Gli Oggetti come le Armi
Era  passato  un  anno  da  quel  primo  schiaffo.  E  ne  erano  arrivati  altri, 
tanti  altri.  E  poi  spintoni,  calci,  pugni.  Le  prime  volte  avevo  reagito, 
dopo  avevo  capito  che  era  meglio  stare  immobile,  rannicchiarmi  per 
permettere alla tua furia di sfogarsi. All’inizio avevo negato l’evidenza: 
ero caduta dalla scala, ero inciampata, ero scivolata. Poi era diventato 
impossibile  negare.  Mia  madre  piangeva,  mio  padre  mi  minacciava,  i 
miei  amici  insistevano:  ti  dovevo  lasciare.  Ma  io  non  riuscivo.  Come 
potevo  accettare  di  aver  sbagliato  ancora  una  volta?  Di  essere  sola 
ancora una volta? Io ti amavo, io avevo bisogno di te. Senza sarei morta. 
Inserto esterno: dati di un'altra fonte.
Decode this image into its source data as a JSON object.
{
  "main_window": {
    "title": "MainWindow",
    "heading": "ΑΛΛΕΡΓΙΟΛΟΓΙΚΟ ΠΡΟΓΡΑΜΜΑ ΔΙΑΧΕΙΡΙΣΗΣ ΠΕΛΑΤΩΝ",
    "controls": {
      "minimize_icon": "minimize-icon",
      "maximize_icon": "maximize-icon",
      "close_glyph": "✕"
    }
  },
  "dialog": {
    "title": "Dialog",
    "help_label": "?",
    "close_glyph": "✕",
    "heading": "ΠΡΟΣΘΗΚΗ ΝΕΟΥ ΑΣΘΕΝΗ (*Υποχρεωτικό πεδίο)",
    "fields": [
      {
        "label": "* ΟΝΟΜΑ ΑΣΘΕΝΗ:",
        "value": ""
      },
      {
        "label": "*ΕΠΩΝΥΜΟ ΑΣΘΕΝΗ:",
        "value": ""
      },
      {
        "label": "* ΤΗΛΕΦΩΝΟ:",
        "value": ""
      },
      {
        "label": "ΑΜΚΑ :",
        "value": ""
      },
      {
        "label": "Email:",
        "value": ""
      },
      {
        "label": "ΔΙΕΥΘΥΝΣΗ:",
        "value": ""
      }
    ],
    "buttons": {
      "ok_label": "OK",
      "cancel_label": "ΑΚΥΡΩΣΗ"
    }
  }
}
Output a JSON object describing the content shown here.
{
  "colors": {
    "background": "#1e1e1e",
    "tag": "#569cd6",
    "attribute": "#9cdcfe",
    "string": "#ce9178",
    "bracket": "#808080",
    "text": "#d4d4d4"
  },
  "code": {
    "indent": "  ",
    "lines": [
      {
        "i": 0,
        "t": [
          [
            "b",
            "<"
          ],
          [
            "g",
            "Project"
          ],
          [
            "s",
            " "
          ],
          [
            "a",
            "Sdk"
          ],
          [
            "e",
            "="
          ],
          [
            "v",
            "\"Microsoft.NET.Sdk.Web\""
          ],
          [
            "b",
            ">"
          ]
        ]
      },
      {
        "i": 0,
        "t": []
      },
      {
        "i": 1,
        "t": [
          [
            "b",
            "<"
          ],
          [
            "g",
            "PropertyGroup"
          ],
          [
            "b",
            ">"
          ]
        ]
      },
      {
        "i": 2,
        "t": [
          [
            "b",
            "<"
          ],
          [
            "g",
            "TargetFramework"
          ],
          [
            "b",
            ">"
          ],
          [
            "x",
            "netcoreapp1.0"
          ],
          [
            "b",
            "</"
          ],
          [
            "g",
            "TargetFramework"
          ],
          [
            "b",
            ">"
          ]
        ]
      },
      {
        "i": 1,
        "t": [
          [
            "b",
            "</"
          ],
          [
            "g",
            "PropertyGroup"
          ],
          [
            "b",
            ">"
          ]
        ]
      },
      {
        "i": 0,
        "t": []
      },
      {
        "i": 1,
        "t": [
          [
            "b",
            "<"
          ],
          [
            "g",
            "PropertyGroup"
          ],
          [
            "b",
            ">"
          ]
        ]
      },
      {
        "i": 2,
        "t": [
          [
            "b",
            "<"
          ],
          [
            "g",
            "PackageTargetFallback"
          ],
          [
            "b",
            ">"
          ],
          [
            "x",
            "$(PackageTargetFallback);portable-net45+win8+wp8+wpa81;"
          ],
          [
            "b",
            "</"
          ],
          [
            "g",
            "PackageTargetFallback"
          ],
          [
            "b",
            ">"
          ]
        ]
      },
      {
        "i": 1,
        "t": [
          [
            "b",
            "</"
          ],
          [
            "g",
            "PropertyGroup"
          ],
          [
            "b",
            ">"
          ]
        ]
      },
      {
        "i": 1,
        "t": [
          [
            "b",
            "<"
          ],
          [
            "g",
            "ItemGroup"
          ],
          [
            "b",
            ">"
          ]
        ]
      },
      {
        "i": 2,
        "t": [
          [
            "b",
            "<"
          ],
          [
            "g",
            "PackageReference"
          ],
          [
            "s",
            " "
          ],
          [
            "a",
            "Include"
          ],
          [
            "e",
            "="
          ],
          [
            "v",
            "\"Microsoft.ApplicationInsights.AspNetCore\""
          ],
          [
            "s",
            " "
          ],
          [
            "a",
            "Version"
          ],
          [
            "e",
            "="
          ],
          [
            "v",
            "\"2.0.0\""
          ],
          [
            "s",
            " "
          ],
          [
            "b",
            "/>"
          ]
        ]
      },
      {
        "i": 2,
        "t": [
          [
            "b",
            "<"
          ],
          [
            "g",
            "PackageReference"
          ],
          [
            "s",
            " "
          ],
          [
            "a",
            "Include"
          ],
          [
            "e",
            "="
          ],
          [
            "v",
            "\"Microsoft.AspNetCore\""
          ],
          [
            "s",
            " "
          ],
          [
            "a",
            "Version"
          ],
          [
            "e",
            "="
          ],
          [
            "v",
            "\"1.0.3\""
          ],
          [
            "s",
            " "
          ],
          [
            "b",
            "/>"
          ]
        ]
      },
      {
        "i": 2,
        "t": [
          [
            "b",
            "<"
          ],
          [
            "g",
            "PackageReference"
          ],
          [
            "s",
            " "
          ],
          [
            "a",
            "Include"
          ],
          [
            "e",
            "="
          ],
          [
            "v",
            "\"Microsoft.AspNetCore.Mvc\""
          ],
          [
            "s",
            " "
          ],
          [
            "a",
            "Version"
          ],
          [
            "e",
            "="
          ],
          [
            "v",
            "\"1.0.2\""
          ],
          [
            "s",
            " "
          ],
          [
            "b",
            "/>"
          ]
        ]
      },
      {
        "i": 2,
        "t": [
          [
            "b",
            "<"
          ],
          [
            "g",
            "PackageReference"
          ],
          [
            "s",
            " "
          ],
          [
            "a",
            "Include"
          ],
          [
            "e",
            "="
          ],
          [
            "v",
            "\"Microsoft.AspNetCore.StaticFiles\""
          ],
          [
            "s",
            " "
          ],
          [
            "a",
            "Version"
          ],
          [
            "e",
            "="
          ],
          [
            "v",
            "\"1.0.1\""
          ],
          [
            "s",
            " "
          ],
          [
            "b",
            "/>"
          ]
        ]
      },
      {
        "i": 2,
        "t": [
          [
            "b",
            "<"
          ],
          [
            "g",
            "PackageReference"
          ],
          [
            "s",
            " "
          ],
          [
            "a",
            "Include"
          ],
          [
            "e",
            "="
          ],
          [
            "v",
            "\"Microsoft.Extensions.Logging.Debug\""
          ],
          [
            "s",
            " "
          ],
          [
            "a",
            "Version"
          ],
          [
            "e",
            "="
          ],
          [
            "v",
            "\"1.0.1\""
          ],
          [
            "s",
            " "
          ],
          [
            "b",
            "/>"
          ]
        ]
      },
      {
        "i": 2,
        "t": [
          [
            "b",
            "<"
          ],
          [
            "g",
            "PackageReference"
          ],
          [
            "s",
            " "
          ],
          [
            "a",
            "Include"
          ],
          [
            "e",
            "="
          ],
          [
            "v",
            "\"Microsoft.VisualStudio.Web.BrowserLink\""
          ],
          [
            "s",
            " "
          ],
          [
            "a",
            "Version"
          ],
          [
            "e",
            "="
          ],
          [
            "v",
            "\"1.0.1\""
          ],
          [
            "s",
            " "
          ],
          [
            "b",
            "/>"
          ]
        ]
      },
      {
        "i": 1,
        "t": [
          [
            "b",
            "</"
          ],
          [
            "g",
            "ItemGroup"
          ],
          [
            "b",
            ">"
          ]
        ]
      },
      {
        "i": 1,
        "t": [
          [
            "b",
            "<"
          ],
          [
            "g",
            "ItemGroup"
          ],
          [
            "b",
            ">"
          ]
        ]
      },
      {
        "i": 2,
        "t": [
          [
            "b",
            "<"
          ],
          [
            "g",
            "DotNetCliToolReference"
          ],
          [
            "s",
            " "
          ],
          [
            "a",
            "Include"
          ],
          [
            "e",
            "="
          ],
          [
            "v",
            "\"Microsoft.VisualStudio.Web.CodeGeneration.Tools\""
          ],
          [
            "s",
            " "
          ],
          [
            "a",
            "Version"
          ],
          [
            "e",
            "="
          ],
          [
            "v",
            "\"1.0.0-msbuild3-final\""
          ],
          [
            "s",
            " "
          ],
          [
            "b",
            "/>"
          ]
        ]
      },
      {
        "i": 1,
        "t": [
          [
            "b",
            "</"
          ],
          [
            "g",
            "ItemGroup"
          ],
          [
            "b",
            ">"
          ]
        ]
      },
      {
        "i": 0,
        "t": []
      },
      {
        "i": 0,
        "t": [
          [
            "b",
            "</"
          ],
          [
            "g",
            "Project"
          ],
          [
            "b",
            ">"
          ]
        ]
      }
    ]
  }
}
Ne ero certa. Poi una sera la morte è davvero arrivata. Ma era la tua. Eri 
di  nuovo  lì  a  picchiarmi  per  il  solito  futile  motivo  che  non  ricordo 
neppure.  Ed  eri  più  cattivo  del  solito;  mi  insultavi:  “troia”,  “puttana 
maledetta”, “devi fare quello che ti dico io, hai capito?”. E non so cosa 
sia scattato, ho sentito distintamente un click nella mia testa. Mi sono 
alzata  da  terra,  tu  mi  spingevi  e  continuavi  ad  urlare.  Allora  ho 
allungato la mano ed era lì, il vaso di cristallo che ti piaceva tanto, che 
avevamo comprato in quel bel negozio di design in centro. È stato in 
quel momento che il vaso è diventato un’arma. L’ho usato con violenza 
sulla  tua  testa,  con  tutta  la  forza  che  avevo.  Ed  ho  continuato  anche 
quando  ormai  non  parlavi  più,  anche  quando  ormai  eri  sbattuto  per 
terra come un sacco di patate e non respiravi.
Poi mi sono sdraiata vicino a te ed ho cominciato a piangere. 
Perché ormai mi era chiaro: ero di nuovo sola.